Per Su Shan Leong e Antoine De Almeida, infine, sarebbe molto difficile, se non impossibile, replicare digitalmente momenti speciali come quelli della Fashion Week senza sperimentarli in prima persona. 

Una ristrutturazione necessaria

Una cosa su cui tutti i fotografi intervistati da nss magazine concordano è la necessità assoluta di una ristrutturazione profonda del Calendario delle Fashion Week e dell'attuale modello dell'industria. La decisione di Saint Laurent di slegarsi dal Calendario ufficiale è stata accolta da tutti con grande favore. 

"Ho sempre pensato che ci fossero troppe Fashion Week, troppi brand... Dobbiamo cambiare questo sistema, servono meno collezioni ogni anno (basta con le Cruise Collections ad esempio), e meno show in generale; questo è il mio punto di vista da fotografo, un'opinione che potrebbe anche essere dannosa per il mio lavoro" ammette Julien Boudet. 
"Tantissime persone vorrebbero tornare a un modello più semplice; solo due collezioni all'anno, niente più collaborazioni senza senso, basta con merch inutili... Anche se tutto questo mi sembra ancora molto utopico. C'è sempre potenziale per crescere, ma ci sono troppe variabili in gioco perché i brand abbandonino del tutto questo tipo di Fashion Week, parlo di acquisizione di nuovi clienti e in generale soldi", gli fa eco De Almeida, che continua: "Sono pessimista, ma è un sistema corrotto, se non cambiano le persone che stanno al vertice non cambierà mai niente." 

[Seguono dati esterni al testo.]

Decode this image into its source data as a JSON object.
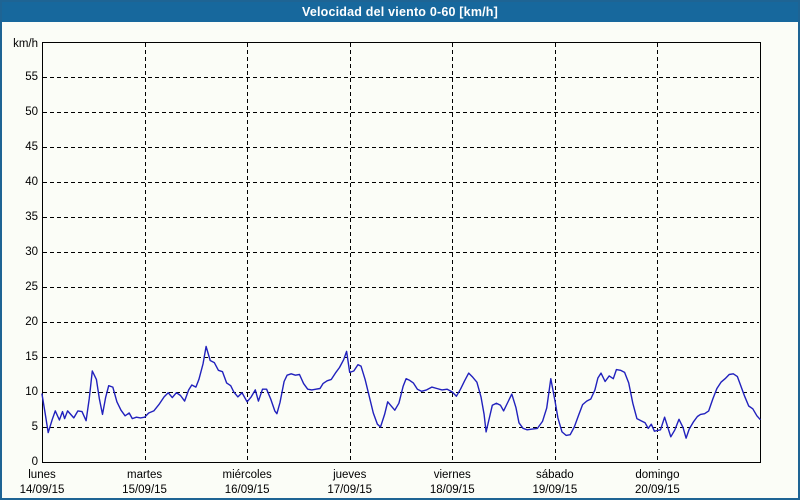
{
  "window": {
    "title": "Velocidad del viento 0-60 [km/h]"
  },
  "colors": {
    "titlebar_bg": "#17689d",
    "titlebar_text": "#ffffff",
    "frame_border": "#1e6494",
    "canvas_bg": "#fbfdf7",
    "plot_border": "#000000",
    "gridline": "#000000",
    "line": "#2121bd"
  },
  "chart_data": {
    "type": "line",
    "title": "Velocidad del viento 0-60 [km/h]",
    "ylabel": "km/h",
    "xlabel": "",
    "ylim": [
      0,
      60
    ],
    "xlim": [
      0,
      7
    ],
    "ytick_step": 5,
    "ytick_labels": [
      "0",
      "5",
      "10",
      "15",
      "20",
      "25",
      "30",
      "35",
      "40",
      "45",
      "50",
      "55"
    ],
    "grid": "dashed",
    "legend_position": "none",
    "x_ticks": [
      {
        "day": "lunes",
        "date": "14/09/15"
      },
      {
        "day": "martes",
        "date": "15/09/15"
      },
      {
        "day": "miércoles",
        "date": "16/09/15"
      },
      {
        "day": "jueves",
        "date": "17/09/15"
      },
      {
        "day": "viernes",
        "date": "18/09/15"
      },
      {
        "day": "sábado",
        "date": "19/09/15"
      },
      {
        "day": "domingo",
        "date": "20/09/15"
      }
    ],
    "series": [
      {
        "name": "Velocidad del viento",
        "color": "#2121bd",
        "points": [
          [
            0.0,
            9.7
          ],
          [
            0.03,
            7.0
          ],
          [
            0.06,
            4.2
          ],
          [
            0.1,
            6.1
          ],
          [
            0.13,
            7.3
          ],
          [
            0.17,
            6.0
          ],
          [
            0.2,
            7.2
          ],
          [
            0.22,
            6.2
          ],
          [
            0.25,
            7.3
          ],
          [
            0.31,
            6.3
          ],
          [
            0.35,
            7.3
          ],
          [
            0.39,
            7.2
          ],
          [
            0.43,
            5.9
          ],
          [
            0.46,
            9.0
          ],
          [
            0.49,
            13.0
          ],
          [
            0.53,
            11.8
          ],
          [
            0.56,
            9.0
          ],
          [
            0.59,
            6.8
          ],
          [
            0.62,
            9.2
          ],
          [
            0.65,
            10.9
          ],
          [
            0.69,
            10.7
          ],
          [
            0.73,
            8.6
          ],
          [
            0.77,
            7.4
          ],
          [
            0.81,
            6.6
          ],
          [
            0.85,
            7.0
          ],
          [
            0.88,
            6.2
          ],
          [
            0.92,
            6.4
          ],
          [
            0.96,
            6.3
          ],
          [
            1.0,
            6.4
          ],
          [
            1.04,
            7.0
          ],
          [
            1.09,
            7.3
          ],
          [
            1.14,
            8.2
          ],
          [
            1.19,
            9.3
          ],
          [
            1.23,
            9.9
          ],
          [
            1.27,
            9.2
          ],
          [
            1.31,
            9.9
          ],
          [
            1.35,
            9.5
          ],
          [
            1.39,
            8.7
          ],
          [
            1.43,
            10.3
          ],
          [
            1.46,
            11.0
          ],
          [
            1.5,
            10.7
          ],
          [
            1.53,
            11.8
          ],
          [
            1.57,
            14.0
          ],
          [
            1.6,
            16.5
          ],
          [
            1.64,
            14.5
          ],
          [
            1.68,
            14.2
          ],
          [
            1.72,
            13.1
          ],
          [
            1.76,
            12.9
          ],
          [
            1.8,
            11.3
          ],
          [
            1.84,
            10.9
          ],
          [
            1.87,
            10.0
          ],
          [
            1.91,
            9.3
          ],
          [
            1.95,
            9.9
          ],
          [
            2.0,
            8.6
          ],
          [
            2.04,
            9.3
          ],
          [
            2.08,
            10.3
          ],
          [
            2.11,
            8.7
          ],
          [
            2.15,
            10.4
          ],
          [
            2.19,
            10.4
          ],
          [
            2.23,
            9.0
          ],
          [
            2.27,
            7.3
          ],
          [
            2.29,
            6.9
          ],
          [
            2.32,
            8.5
          ],
          [
            2.36,
            11.5
          ],
          [
            2.39,
            12.4
          ],
          [
            2.43,
            12.6
          ],
          [
            2.47,
            12.4
          ],
          [
            2.51,
            12.5
          ],
          [
            2.55,
            11.2
          ],
          [
            2.59,
            10.4
          ],
          [
            2.63,
            10.3
          ],
          [
            2.67,
            10.4
          ],
          [
            2.71,
            10.5
          ],
          [
            2.74,
            11.2
          ],
          [
            2.78,
            11.6
          ],
          [
            2.82,
            11.8
          ],
          [
            2.86,
            12.7
          ],
          [
            2.9,
            13.5
          ],
          [
            2.94,
            14.6
          ],
          [
            2.97,
            15.8
          ],
          [
            3.0,
            12.8
          ],
          [
            3.04,
            13.0
          ],
          [
            3.08,
            13.9
          ],
          [
            3.11,
            13.7
          ],
          [
            3.15,
            11.8
          ],
          [
            3.19,
            9.4
          ],
          [
            3.23,
            7.0
          ],
          [
            3.27,
            5.4
          ],
          [
            3.3,
            5.0
          ],
          [
            3.34,
            6.8
          ],
          [
            3.37,
            8.6
          ],
          [
            3.41,
            7.9
          ],
          [
            3.44,
            7.4
          ],
          [
            3.48,
            8.4
          ],
          [
            3.52,
            10.8
          ],
          [
            3.55,
            11.9
          ],
          [
            3.58,
            11.7
          ],
          [
            3.62,
            11.3
          ],
          [
            3.66,
            10.4
          ],
          [
            3.7,
            10.1
          ],
          [
            3.75,
            10.3
          ],
          [
            3.8,
            10.7
          ],
          [
            3.85,
            10.5
          ],
          [
            3.9,
            10.3
          ],
          [
            3.95,
            10.4
          ],
          [
            4.0,
            10.0
          ],
          [
            4.04,
            9.4
          ],
          [
            4.08,
            10.4
          ],
          [
            4.12,
            11.6
          ],
          [
            4.16,
            12.7
          ],
          [
            4.2,
            12.1
          ],
          [
            4.24,
            11.4
          ],
          [
            4.28,
            9.3
          ],
          [
            4.31,
            6.8
          ],
          [
            4.33,
            4.3
          ],
          [
            4.36,
            6.2
          ],
          [
            4.39,
            8.1
          ],
          [
            4.43,
            8.4
          ],
          [
            4.47,
            8.1
          ],
          [
            4.5,
            7.3
          ],
          [
            4.54,
            8.5
          ],
          [
            4.58,
            9.7
          ],
          [
            4.62,
            7.8
          ],
          [
            4.65,
            5.6
          ],
          [
            4.69,
            4.8
          ],
          [
            4.73,
            4.6
          ],
          [
            4.78,
            4.7
          ],
          [
            4.83,
            4.8
          ],
          [
            4.88,
            5.8
          ],
          [
            4.92,
            7.7
          ],
          [
            4.96,
            11.9
          ],
          [
            5.0,
            8.8
          ],
          [
            5.03,
            6.3
          ],
          [
            5.07,
            4.3
          ],
          [
            5.11,
            3.8
          ],
          [
            5.15,
            3.9
          ],
          [
            5.19,
            5.0
          ],
          [
            5.23,
            6.6
          ],
          [
            5.27,
            8.2
          ],
          [
            5.31,
            8.7
          ],
          [
            5.35,
            9.0
          ],
          [
            5.39,
            10.3
          ],
          [
            5.42,
            12.0
          ],
          [
            5.45,
            12.7
          ],
          [
            5.49,
            11.5
          ],
          [
            5.53,
            12.3
          ],
          [
            5.57,
            11.9
          ],
          [
            5.6,
            13.2
          ],
          [
            5.64,
            13.1
          ],
          [
            5.68,
            12.8
          ],
          [
            5.72,
            11.3
          ],
          [
            5.76,
            8.4
          ],
          [
            5.8,
            6.2
          ],
          [
            5.84,
            5.9
          ],
          [
            5.88,
            5.6
          ],
          [
            5.91,
            4.8
          ],
          [
            5.94,
            5.4
          ],
          [
            5.97,
            4.4
          ],
          [
            6.0,
            4.5
          ],
          [
            6.03,
            4.6
          ],
          [
            6.07,
            6.4
          ],
          [
            6.1,
            5.0
          ],
          [
            6.13,
            3.6
          ],
          [
            6.17,
            4.6
          ],
          [
            6.21,
            6.1
          ],
          [
            6.25,
            4.9
          ],
          [
            6.28,
            3.4
          ],
          [
            6.31,
            4.7
          ],
          [
            6.35,
            5.7
          ],
          [
            6.39,
            6.5
          ],
          [
            6.42,
            6.8
          ],
          [
            6.46,
            6.9
          ],
          [
            6.5,
            7.3
          ],
          [
            6.54,
            9.0
          ],
          [
            6.58,
            10.5
          ],
          [
            6.62,
            11.4
          ],
          [
            6.66,
            11.9
          ],
          [
            6.7,
            12.5
          ],
          [
            6.74,
            12.6
          ],
          [
            6.78,
            12.2
          ],
          [
            6.81,
            11.0
          ],
          [
            6.85,
            9.4
          ],
          [
            6.89,
            8.0
          ],
          [
            6.93,
            7.6
          ],
          [
            6.97,
            6.6
          ],
          [
            7.0,
            6.1
          ]
        ]
      }
    ]
  }
}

"E' il momento di ripensare e mettere in discussione tutto. Invece delle passerelle avremo interviste online, podcast e showroom digitali. Immagino però che molti brand potrebbero non essere pronti in tempo e dovrebbero rimandare le loro presentazioni. In generale penso che la maggior parte delle case di moda invece di spendere soldi per grandi e spettacolari set, opterà per show più piccoli, invitando solo gli ospiti essenziali" aggiunge Shezi Manezi. 

Parlando di digitalizzazione torna in primo piano un'altra questione che ha tenuto banco negli ultimi mesi nel mondo della moda, quella della sostenibilità. Secondo Su Shan Leong "è fantastico che i brand riconsiderino la questione della sostenibilità e dell'impatto delle Fashion Week sull'ambiente. Capisco che le Settimane della Moda siano un momento molto importante dal punto di vista del marketing, ma credo che questa pandemia sarà un catalizzatore di cambiamento che i brand dovrebbero considerare attentamente." Sulla stessa linea anche Jeremy Alvarez: "Penso che questa crisi sia l'opportunità perfetta per interrogarsi sullo stato attuale della moda. La questione della sostenibilità è sul tavolo da anni e i cambiamenti fatti finora sono stati minimi. La digitalizzazione potrebbe essere una buona soluzione per rendere le Fashion Week più sostenibili. Tuttavia, non credo che le settimane della moda saranno mai totalmente digitali. Gli show e l'attenzione che attirano su una città (esposizione, opportunità lavorative, turismo..) rappresentano un grande vantaggio economico e non credo che l'industria sia pronta a rinunciarci. Per il momento credo che ci si limiterà ad unire le FW femminili e maschili, più che altro per ragioni economiche." 

Nella visione di Raimonda Kulikauskiene quello raggiunto è un equilibrio molto precario tra creatività e puro business. "Scattiamo quasi tutti le stesse ragazze ogni anno e sono sempre vestite dagli stessi brand. So che anche loro lavorano molto e che cercano di essere creative, ma per noi non è un lavoro facile. Gli stessi brand spendono tantissimi soldi e usufruiscono di moltissime risorse per dare vita a show giganteschi, e credo che dovrebbero farlo più oculatamente. Allo stesso tempo però è una catena, siamo tutti collegati, e dobbiamo esserlo per guadagnarci tutti. Non è così facile cambiare." 

Infine Alexandre Gaudin ritiene invece che la Fashion Week verrà ripensata solo finché la pandemia non sarà passata. "Sul lungo periodo penso che si tornerà alla classica Settimana della Moda, perché è un'ottima opportunità per riunire tutti i player dell'industria."